M. Landry: It could be, for the time being, not important. But, people will know about that judgment and say, «Maybe in my case, quantitatively speaking, I would be in a position to contest. And then, you start the quarrel.
M. Duboyce (Tim): The Government says it will build a framework around those subjective criterions, and everyone will understand exactly what his rights are.
M. Landry: Yes. But, what is quality? I'm eager to see those criterions. But, again the Court says that's a matter of quality. Oh! Oh! quality, difficult to interpret.
M. Perreaux (Leslie): Sorry, I want to make sure I understand.

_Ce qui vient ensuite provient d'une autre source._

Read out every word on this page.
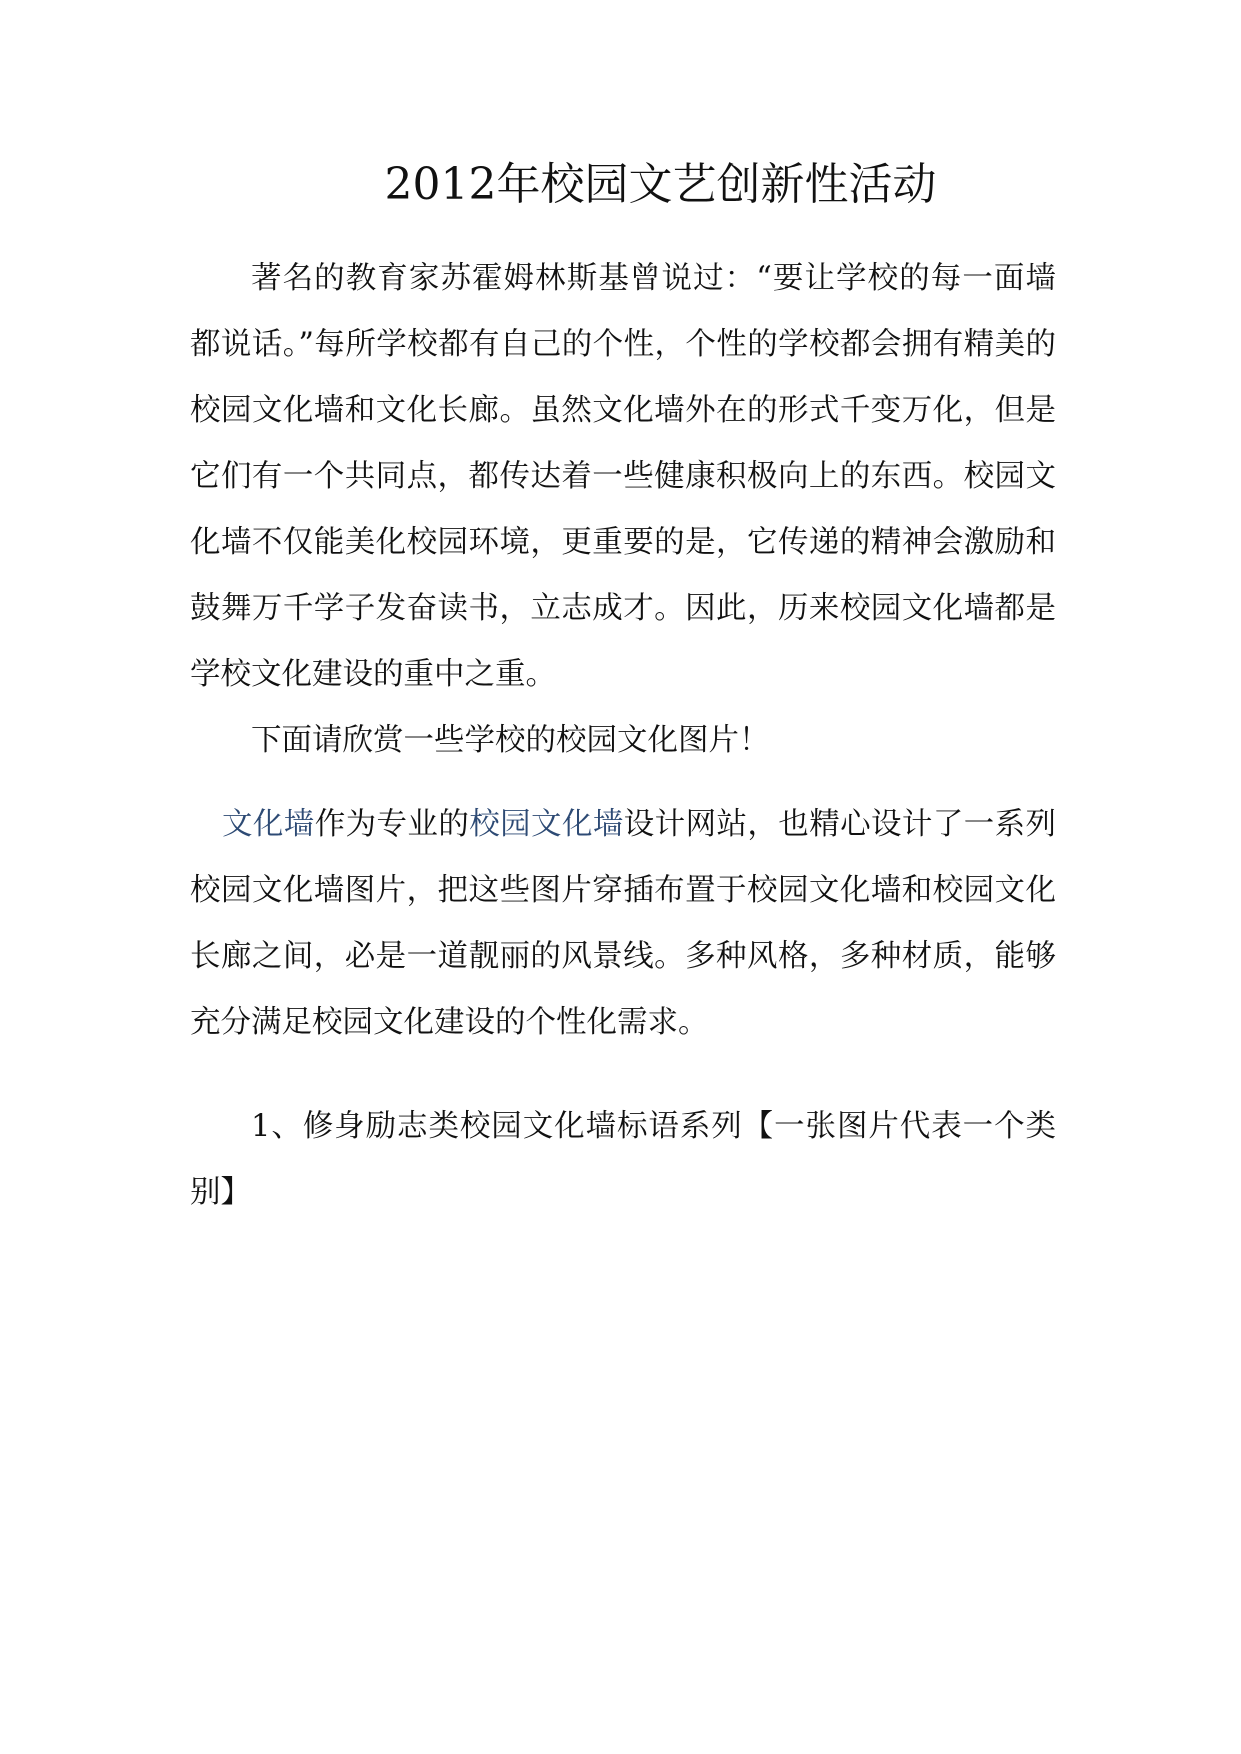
2012年校园文艺创新性活动

著名的教育家苏霍姆林斯基曾说过：“要让学校的每一面墙都说话。”每所学校都有自己的个性，个性的学校都会拥有精美的校园文化墙和文化长廊。虽然文化墙外在的形式千变万化，但是它们有一个共同点，都传达着一些健康积极向上的东西。校园文化墙不仅能美化校园环境，更重要的是，它传递的精神会激励和鼓舞万千学子发奋读书，立志成才。因此，历来校园文化墙都是学校文化建设的重中之重。

下面请欣赏一些学校的校园文化图片！

文化墙作为专业的校园文化墙设计网站，也精心设计了一系列校园文化墙图片，把这些图片穿插布置于校园文化墙和校园文化长廊之间，必是一道靓丽的风景线。多种风格，多种材质，能够充分满足校园文化建设的个性化需求。

1、修身励志类校园文化墙标语系列【一张图片代表一个类别】
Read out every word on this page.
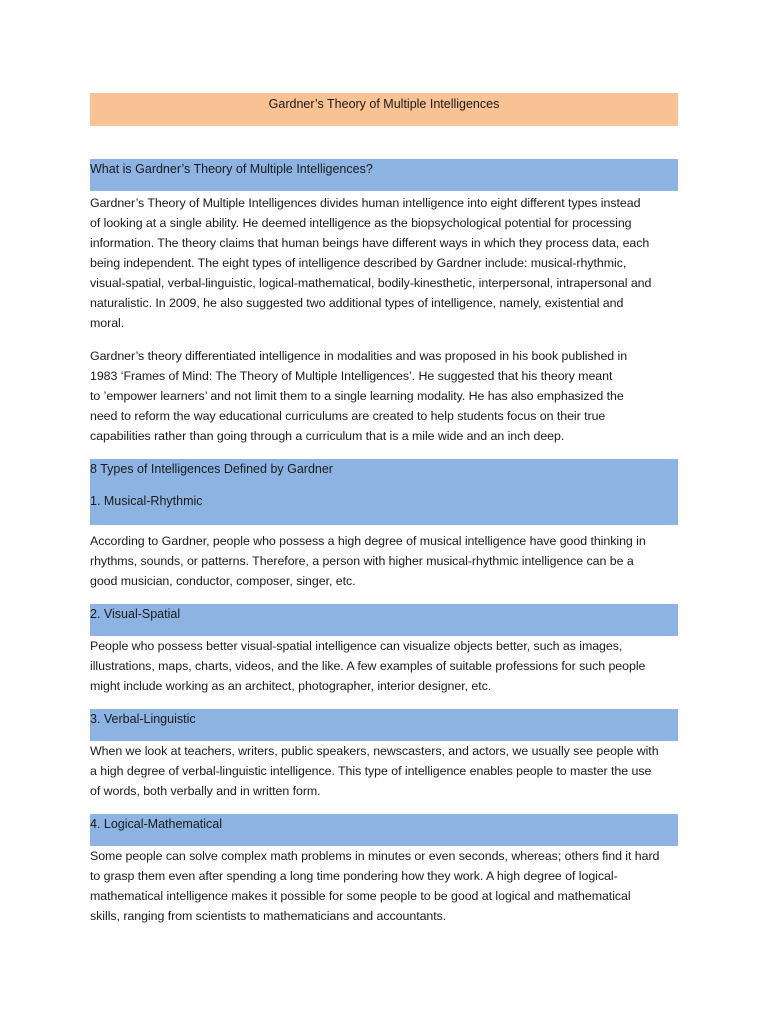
Gardner’s Theory of Multiple Intelligences
What is Gardner’s Theory of Multiple Intelligences?
Gardner’s Theory of Multiple Intelligences divides human intelligence into eight different types instead
of looking at a single ability. He deemed intelligence as the biopsychological potential for processing
information. The theory claims that human beings have different ways in which they process data, each
being independent. The eight types of intelligence described by Gardner include: musical-rhythmic,
visual-spatial, verbal-linguistic, logical-mathematical, bodily-kinesthetic, interpersonal, intrapersonal and
naturalistic. In 2009, he also suggested two additional types of intelligence, namely, existential and
moral.
Gardner’s theory differentiated intelligence in modalities and was proposed in his book published in
1983 ‘Frames of Mind: The Theory of Multiple Intelligences’. He suggested that his theory meant
to ’empower learners’ and not limit them to a single learning modality. He has also emphasized the
need to reform the way educational curriculums are created to help students focus on their true
capabilities rather than going through a curriculum that is a mile wide and an inch deep.
8 Types of Intelligences Defined by Gardner
1. Musical-Rhythmic
According to Gardner, people who possess a high degree of musical intelligence have good thinking in
rhythms, sounds, or patterns. Therefore, a person with higher musical-rhythmic intelligence can be a
good musician, conductor, composer, singer, etc.
2. Visual-Spatial
People who possess better visual-spatial intelligence can visualize objects better, such as images,
illustrations, maps, charts, videos, and the like. A few examples of suitable professions for such people
might include working as an architect, photographer, interior designer, etc.
3. Verbal-Linguistic
When we look at teachers, writers, public speakers, newscasters, and actors, we usually see people with
a high degree of verbal-linguistic intelligence. This type of intelligence enables people to master the use
of words, both verbally and in written form.
4. Logical-Mathematical
Some people can solve complex math problems in minutes or even seconds, whereas; others find it hard
to grasp them even after spending a long time pondering how they work. A high degree of logical-
mathematical intelligence makes it possible for some people to be good at logical and mathematical
skills, ranging from scientists to mathematicians and accountants.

Are you saying that mathematical calculation is the best way to determine someone's predominant culture...
M. Landry: To the right to go to school is the easier, the more just, the more easy of application. Otherwise, you make case by case. And we receive thousand and thousand of immigrants each year, and I hope we will receive more and more and it will complicate the situation.
M. Dougherty (Kevin): Mr. Pelletier says that about 150 people will be affected this year. First, do you agree with this estimate? And you're talking about what's going on in the future. How many, in terms of quantity, do you think that...
M. Landry: It creates appetite now. People were thinking up to now that it was absolutely useless to try something. Now, you introduce quality instead of objective criterions, maybe we will take a chance.
Mme Rich (Kristy): Why do you say that this will erode Bill 101?
M. Landry: Pardon me?
Mme Rich (Kristy): Why do you say that this erodes Bill 101?
M. Landry: Because Bill 101 was clear on that matter. It received many erosions before, including the one with the amendment of the Constitution of 1982. And now, they are opening a little bit more the door, changing a clear criterion by a subjective one.
Mme Rich (Kristy): That this going to have an effect on the French language? And we're talking about maybe 150 students.
M. Landry: It's a matter of effect on French language, on justice, on clarity for parents and so on. They say that today about 150 cases were to be scrutinized. But what would it be in six months? Because, if you open the door, you create hopes.
Mme Brassard (Andrée): M. Landry, est-ce que vous trouvez acceptable que le gouvernement du Québec mandate le DGE pour la tenue d'un référendum à Lévis?
M. Landry: Est-ce que ça vous dérangerait de prendre le traversier ce soir puis de venir m'entendre parler de ça à Lévis? Là, on parle de questions linguistiques.
Mme Brassard (Andrée): Non, mais pour terminer, M. Landry? Là, vous avez toutes les caméras devant vous, vous pouvez en profiter, ce sera partout ce soir, tandis qu'à Lévis je ne suis pas certaine qu'il va y avoir autant de caméras.
M. Landry: Oui, mais c'est surtout vous que je veux avoir à Lévis ce soir.